Personalmente invece mi ci trovo bene. Mi considero trotskista. E non per
qualche nostalgia o perché mi piaccia coltivare dei miti. Ammetto che nella mia
stanza non ho poster di Gandhi e non sono tra quei compagni che pensano si possa
coniugare il comunismo col gandhismo. Peraltro non lo credeva nemmeno Gandhi che
difatti si proponeva di convincere i "ricchi" a concedere qualcosa ai
"poveri" e rifiutava l'idea degli "atei bolscevichi" di
espropriare" i capitalisti.
Defininedomi
trotskista intendo dire che rivendico come un patrimonio indispensabile per i
rivoluzionari di oggi l'esperienza dei rivoluzionari di ieri che non considero
per niente morti politicamente. Tra questi grandi rivoluzionari mi piace, per
concludere, ricordarne uno.
Premetto
che non si tratta propriamente di un filosofo della non-violenza. Anzi, per via
del suo interesse per le questioni militari, per lo studio delle tattiche della
guerra civile e dell'insurrezione (che riteneva un passaggio ineludibile per
espropriare gli espropriatori) veniva definito "il Generale". Anche
lui pensava -come il compagno Bertinotti- che la parola "rivoluzione"
è importante. Anche se lui (stiamo parlando di Engels) la definiva, cito,
"l'atto per il quale una parte della popolazione impone la sua volontà
all'altra parte col mezzo di fucili, baionette e cannoni" definizione che
suppongo il Segretario non condivida.
Engels
si trovava un secolo e mezzo fa a confrontarsi con chi diceva di voler governare
"per spostare a sinistra l'asse di un governo liberale, insieme ai
movimenti". Engels attaccava questo esperimento governista di Luis Blanc e
mentre Marx definiva il socialista Blanc "ministro dei pii
desideri" Engels spiegava:
"I socialisti
francesi hanno commesso la colpa di accettare qualche seggio nel governo.
Minoranza in un governo dei liberali borghesi, essi hanno sostenuto le
responsabilità di tutte le infamie votate dalla maggioranza e mentre tutto ciò
succedeva, la classe operaia era paralizzata dalla presenza al governo di questi
ministri che pretendevano di rappresentarla".
E
allora a quei compagni, anche delle "mozioni critiche" che dicono a
noi di Progetto Comunista che siamo settari e fissati col fatto che non si può
andare al governo nel capitalismo; ai compagni che ci spiegano che con qualche
"se" e qualche "ma" la prospettiva di governo può anche
essere accettabile (magari con un sostegno esterno, o un appoggio critico): be',
a questi compagni vorrei dire: avete ragione, noi proprio non riusciamo a capire
le virtù della prospettiva di un governo borghese.
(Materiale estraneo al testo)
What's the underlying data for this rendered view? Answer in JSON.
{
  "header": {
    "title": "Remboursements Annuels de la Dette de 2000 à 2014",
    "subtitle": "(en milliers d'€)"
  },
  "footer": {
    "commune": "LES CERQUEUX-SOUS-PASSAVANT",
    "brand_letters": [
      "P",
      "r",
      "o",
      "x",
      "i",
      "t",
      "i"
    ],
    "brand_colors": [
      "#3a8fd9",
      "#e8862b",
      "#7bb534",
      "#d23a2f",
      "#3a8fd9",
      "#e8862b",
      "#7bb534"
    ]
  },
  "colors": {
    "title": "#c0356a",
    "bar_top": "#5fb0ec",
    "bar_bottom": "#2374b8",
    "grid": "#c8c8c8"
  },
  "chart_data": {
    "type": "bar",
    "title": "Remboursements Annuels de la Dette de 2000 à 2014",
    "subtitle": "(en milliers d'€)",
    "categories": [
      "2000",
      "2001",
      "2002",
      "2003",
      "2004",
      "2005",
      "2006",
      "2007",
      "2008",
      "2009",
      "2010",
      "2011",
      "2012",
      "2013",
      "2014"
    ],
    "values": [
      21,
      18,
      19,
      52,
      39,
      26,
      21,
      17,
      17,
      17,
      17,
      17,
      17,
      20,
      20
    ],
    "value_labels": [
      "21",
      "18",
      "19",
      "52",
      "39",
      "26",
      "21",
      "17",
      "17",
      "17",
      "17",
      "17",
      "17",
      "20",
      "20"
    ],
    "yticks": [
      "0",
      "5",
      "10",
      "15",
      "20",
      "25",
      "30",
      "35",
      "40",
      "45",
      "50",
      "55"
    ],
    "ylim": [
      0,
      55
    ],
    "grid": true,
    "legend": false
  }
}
Ma, come vedete, nel nostro
settarismo, siamo in ottima compagnia.
Noi
pensiamo testardamente che il vero compito della rifondazione comunista rimanga
costruire nell'opposizione, nelle lotte tra milioni di operai e di giovani, i
rapporti di forza per mettere fine alla barbarie del capitalismo. Trasformando i
lavoratori in classe dominante. E’ un’impresa che può sembrare impossibile
agli scettici che preferiscono un presunto realismo governista. Ma io credo che
solo una prospettiva di vera alternativa di sistema, solo una prospettiva
rivoluzionaria possa essere il fine della rifondazione comunista.